Rozdział 10 - Kolega czy chłopak?

Po południu Hermiona miała ostatni raz przećwiczyć wszystko z Deanem na pracę dla profesora Vingt'a. Mieli się spotkać o godzinie 17.00 w opuszczonej sali na pierwszym piętrze. Już kilka razy tam ćwiczyli. Kilka minut przed ustaloną porą dziewczyna zaczęła się wspinać po schodach, które prowadziły na pierwsze piętro. Kiedy już się znalazła na piętrze ruszyła korytarzem w prawo, a później skręciła w drugie drzwi na lewo. Dean już na nią czekał. Hermiona mimowolnie się uśmiechnęła, a on odwzajemnił uśmiech.
- To co?
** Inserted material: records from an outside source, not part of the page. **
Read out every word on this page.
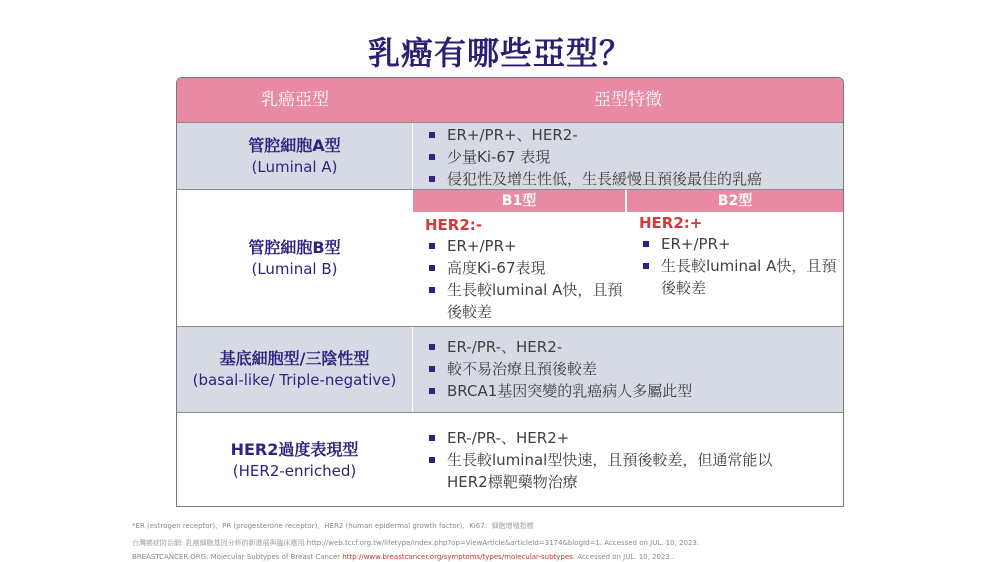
乳癌有哪些亞型？
乳癌亞型	亞型特徵
管腔細胞A型
(Luminal A)
ER+/PR+、HER2-
少量Ki-67 表現
侵犯性及增生性低，生長緩慢且預後最佳的乳癌
管腔細胞B型
(Luminal B)
B1型	B2型
HER2:-
ER+/PR+
高度Ki-67表現
生長較luminal A快，且預後較差
HER2:+
ER+/PR+
生長較luminal A快，且預後較差
基底細胞型/三陰性型
(basal-like/ Triple-negative)
ER-/PR-、HER2-
較不易治療且預後較差
BRCA1基因突變的乳癌病人多屬此型
HER2過度表現型
(HER2-enriched)
ER-/PR-、HER2+
生長較luminal型快速，且預後較差，但通常能以HER2標靶藥物治療
*ER (estrogen receptor)、PR (progesterone receptor)、HER2 (human epidermal growth factor)、Ki67：細胞增殖指標
台灣癌症防治網: 乳癌細胞基因分析的新進展與臨床應用 http://web.tccf.org.tw/lifetype/index.php?op=ViewArticle&articleId=3174&blogId=1. Accessed on JUL. 10, 2023.
BREASTCANCER.ORG: Molecular Subtypes of Breast Cancer http://www.breastcancer.org/symptoms/types/molecular-subtypes. Accessed on JUL. 10, 2023..
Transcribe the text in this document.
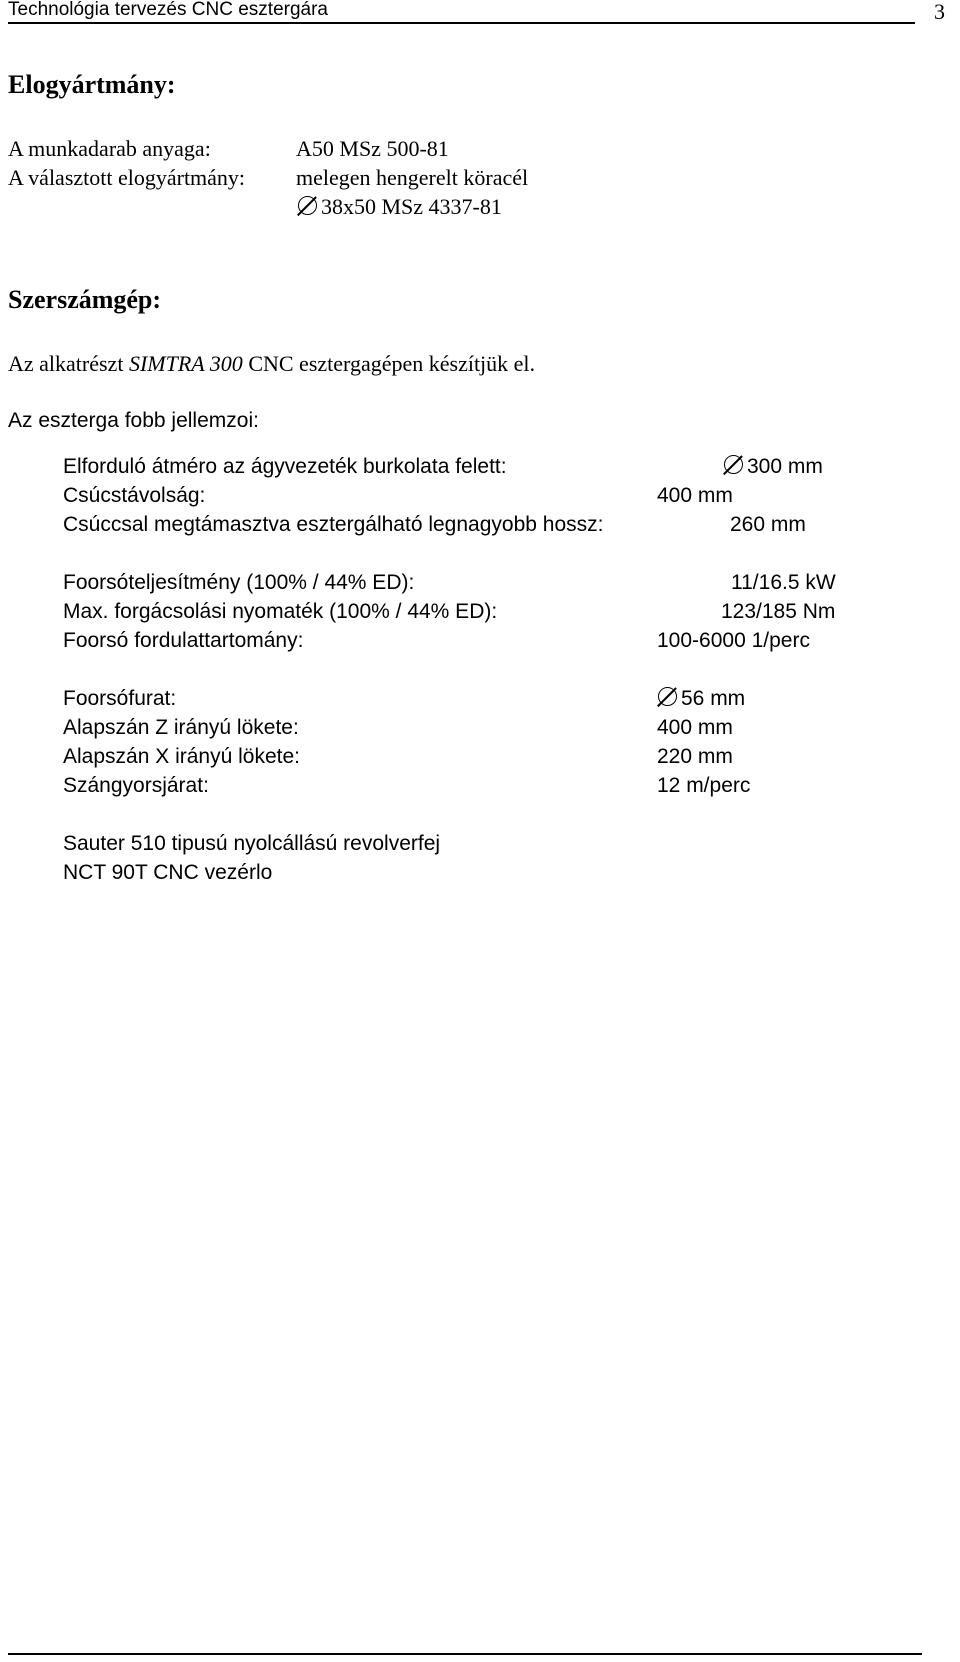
Technológia tervezés CNC esztergára	3
Elogyártmány:
A munkadarab anyaga:	A50 MSz 500-81
A választott elogyártmány: melegen hengerelt köracél
38x50 MSz 4337-81
Szerszámgép:
Az alkatrészt SIMTRA 300 CNC esztergagépen készítjük el.
Az eszterga fobb jellemzoi:
Elforduló átméro az ágyvezeték burkolata felett:	300 mm
Csúcstávolság:	400 mm
Csúccsal megtámasztva esztergálható legnagyobb hossz:	260 mm
Foorsóteljesítmény (100% / 44% ED):	11/16.5 kW
Max. forgácsolási nyomaték (100% / 44% ED):	123/185 Nm
Foorsó fordulattartomány:	100-6000 1/perc
Foorsófurat:	56 mm
Alapszán Z irányú lökete:	400 mm
Alapszán X irányú lökete:	220 mm
Szángyorsjárat:	12 m/perc
Sauter 510 tipusú nyolcállású revolverfej
NCT 90T CNC vezérlo
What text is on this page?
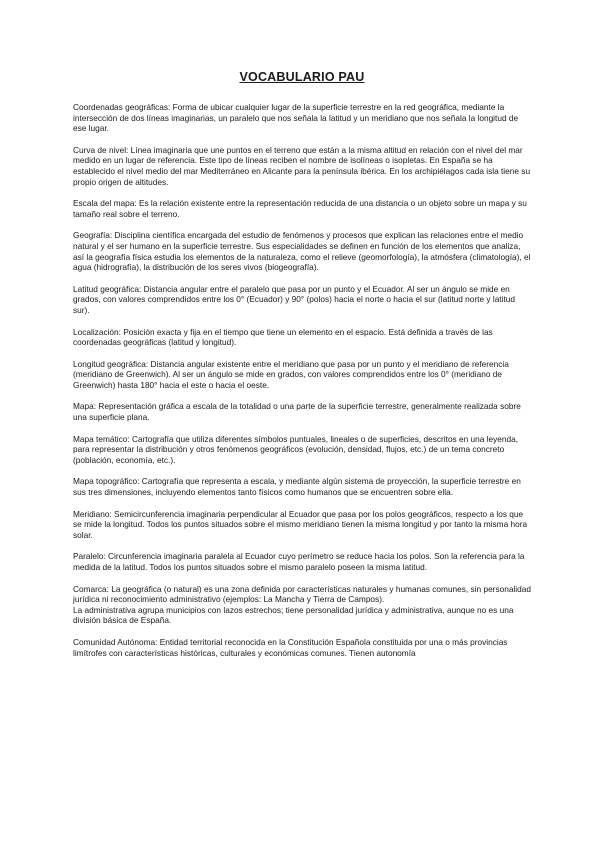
VOCABULARIO PAU

Coordenadas geográficas: Forma de ubicar cualquier lugar de la superficie terrestre en la red geográfica, mediante la intersección de dos líneas imaginarias, un paralelo que nos señala la latitud y un meridiano que nos señala la longitud de ese lugar.

Curva de nivel: Línea imaginaria que une puntos en el terreno que están a la misma altitud en relación con el nivel del mar medido en un lugar de referencia. Este tipo de líneas reciben el nombre de isolíneas o isopletas. En España se ha establecido el nivel medio del mar Mediterráneo en Alicante para la península ibérica. En los archipiélagos cada isla tiene su propio origen de altitudes.

Escala del mapa: Es la relación existente entre la representación reducida de una distancia o un objeto sobre un mapa y su tamaño real sobre el terreno.

Geografía: Disciplina científica encargada del estudio de fenómenos y procesos que explican las relaciones entre el medio natural y el ser humano en la superficie terrestre. Sus especialidades se definen en función de los elementos que analiza, así la geografía física estudia los elementos de la naturaleza, como el relieve (geomorfología), la atmósfera (climatología), el agua (hidrografía), la distribución de los seres vivos (biogeografía).

Latitud geográfica: Distancia angular entre el paralelo que pasa por un punto y el Ecuador. Al ser un ángulo se mide en grados, con valores comprendidos entre los 0° (Ecuador) y 90° (polos) hacia el norte o hacia el sur (latitud norte y latitud sur).

Localización: Posición exacta y fija en el tiempo que tiene un elemento en el espacio. Está definida a través de las coordenadas geográficas (latitud y longitud).

Longitud geográfica: Distancia angular existente entre el meridiano que pasa por un punto y el meridiano de referencia (meridiano de Greenwich). Al ser un ángulo se mide en grados, con valores comprendidos entre los 0° (meridiano de Greenwich) hasta 180° hacia el este o hacia el oeste.

Mapa: Representación gráfica a escala de la totalidad o una parte de la superficie terrestre, generalmente realizada sobre una superficie plana.

Mapa temático: Cartografía que utiliza diferentes símbolos puntuales, lineales o de superficies, descritos en una leyenda, para representar la distribución y otros fenómenos geográficos (evolución, densidad, flujos, etc.) de un tema concreto (población, economía, etc.).

Mapa topográfico: Cartografía que representa a escala, y mediante algún sistema de proyección, la superficie terrestre en sus tres dimensiones, incluyendo elementos tanto físicos como humanos que se encuentren sobre ella.

Meridiano: Semicircunferencia imaginaria perpendicular al Ecuador que pasa por los polos geográficos, respecto a los que se mide la longitud. Todos los puntos situados sobre el mismo meridiano tienen la misma longitud y por tanto la misma hora solar.

Paralelo: Circunferencia imaginaria paralela al Ecuador cuyo perímetro se reduce hacia los polos. Son la referencia para la medida de la latitud. Todos los puntos situados sobre el mismo paralelo poseen la misma latitud.

Comarca: La geográfica (o natural) es una zona definida por características naturales y humanas comunes, sin personalidad jurídica ni reconocimiento administrativo (ejemplos: La Mancha y Tierra de Campos).
La administrativa agrupa municipios con lazos estrechos; tiene personalidad jurídica y administrativa, aunque no es una división básica de España.

Comunidad Autónoma: Entidad territorial reconocida en la Constitución Española constituida por una o más provincias limítrofes con características históricas, culturales y económicas comunes. Tienen autonomía
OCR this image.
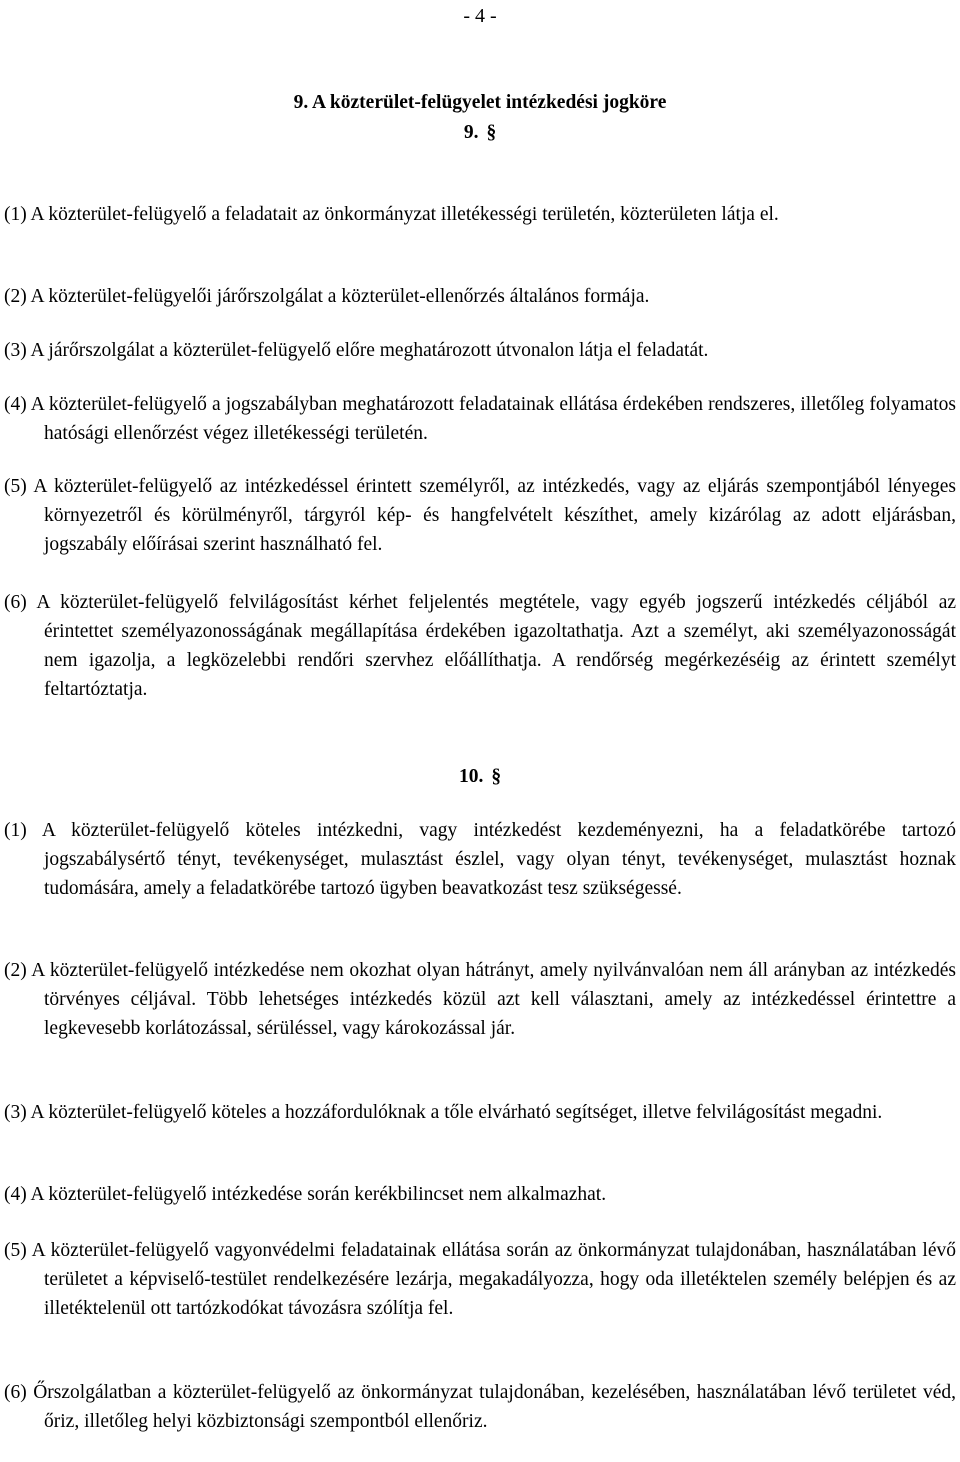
- 4 -
9. A közterület-felügyelet intézkedési jogköre
9. §
(1) A közterület-felügyelő a feladatait az önkormányzat illetékességi területén, közterületen látja el.
(2) A közterület-felügyelői járőrszolgálat a közterület-ellenőrzés általános formája.
(3) A járőrszolgálat a közterület-felügyelő előre meghatározott útvonalon látja el feladatát.
(4) A közterület-felügyelő a jogszabályban meghatározott feladatainak ellátása érdekében rendszeres, illetőleg folyamatos hatósági ellenőrzést végez illetékességi területén.
(5) A közterület-felügyelő az intézkedéssel érintett személyről, az intézkedés, vagy az eljárás szempontjából lényeges környezetről és körülményről, tárgyról kép- és hangfelvételt készíthet, amely kizárólag az adott eljárásban, jogszabály előírásai szerint használható fel.
(6) A közterület-felügyelő felvilágosítást kérhet feljelentés megtétele, vagy egyéb jogszerű intézkedés céljából az érintettet személyazonosságának megállapítása érdekében igazoltathatja. Azt a személyt, aki személyazonosságát nem igazolja, a legközelebbi rendőri szervhez előállíthatja. A rendőrség megérkezéséig az érintett személyt feltartóztatja.
10. §
(1) A közterület-felügyelő köteles intézkedni, vagy intézkedést kezdeményezni, ha a feladatkörébe tartozó jogszabálysértő tényt, tevékenységet, mulasztást észlel, vagy olyan tényt, tevékenységet, mulasztást hoznak tudomására, amely a feladatkörébe tartozó ügyben beavatkozást tesz szükségessé.
(2) A közterület-felügyelő intézkedése nem okozhat olyan hátrányt, amely nyilvánvalóan nem áll arányban az intézkedés törvényes céljával. Több lehetséges intézkedés közül azt kell választani, amely az intézkedéssel érintettre a legkevesebb korlátozással, sérüléssel, vagy károkozással jár.
(3) A közterület-felügyelő köteles a hozzáfordulóknak a tőle elvárható segítséget, illetve felvilágosítást megadni.
(4) A közterület-felügyelő intézkedése során kerékbilincset nem alkalmazhat.
(5) A közterület-felügyelő vagyonvédelmi feladatainak ellátása során az önkormányzat tulajdonában, használatában lévő területet a képviselő-testület rendelkezésére lezárja, megakadályozza, hogy oda illetéktelen személy belépjen és az illetéktelenül ott tartózkodókat távozásra szólítja fel.
(6) Őrszolgálatban a közterület-felügyelő az önkormányzat tulajdonában, kezelésében, használatában lévő területet véd, őriz, illetőleg helyi közbiztonsági szempontból ellenőriz.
Tak jak zawsze? - zagadnął.
- Jasne. - Stanęła naprzeciw niego, oddalona o kilkanaście metrów z wyciągniętą różdżką. Kiedy wyciągnęła różdżkę zaczęła liczyć w myślach. 10...9........4...3...2...1...! W tym momencie Dean strzelił w nią zaklęciem porażenia ciała a ona je zablokowała. Teraz Hermiona zaatakowała zaklęciem rozbrajającym i Dean wyczarował tarczę. Rzucali i blokowali swoje uroki przez 2 minuty a później przestali jakby sami zostali zaczarowani.
- Świetnie nam poszło! - ucieszył się chłopak.
- No nieźle było. To może jeszcze raz?
- Jak sobie życzysz. - Dean skłonił się lekko z udawanym oddaniem. Dziewczyna zaśmiała się a on stanął naprzeciw niej. Zaczęli miotać w siebie zaklęcia. "Zrobił minę jak..." Hermiona nie zdążyła dokończyć tej myśli, bo akurat ona miała zablokować jego zaklęcie rozbrajające, które nieszczęście trafiło ją prosto w pierś. Różdżka wyrwała jej się z ręki, a ona sama została odrzucona w tył. Zamknęła oczy i skuliła się nie chcąc uderzyć się w głowę. Opadła na podłogę i leżała tak kilka sekund, aż znowu nie poczuła tej cudownej woni magnolii. Otworzyła oczy. Chłopak klęczał nad nią, a na jego twarzy malowało się przerażenie. "Był taki przystojny kiedy się martwił" pomyślała i mimowolnie lekko się uśmiechnęła. Spróbowała usiąść i poczuła ciepłą dłoń Deana na plecach, która pcha ją delikatnie do góry. Rozejrzała się po pokoju. Klasa wyglądała tak jak przed chwilą, a jej partner ciągle miał minę wskazującą, że się martwi.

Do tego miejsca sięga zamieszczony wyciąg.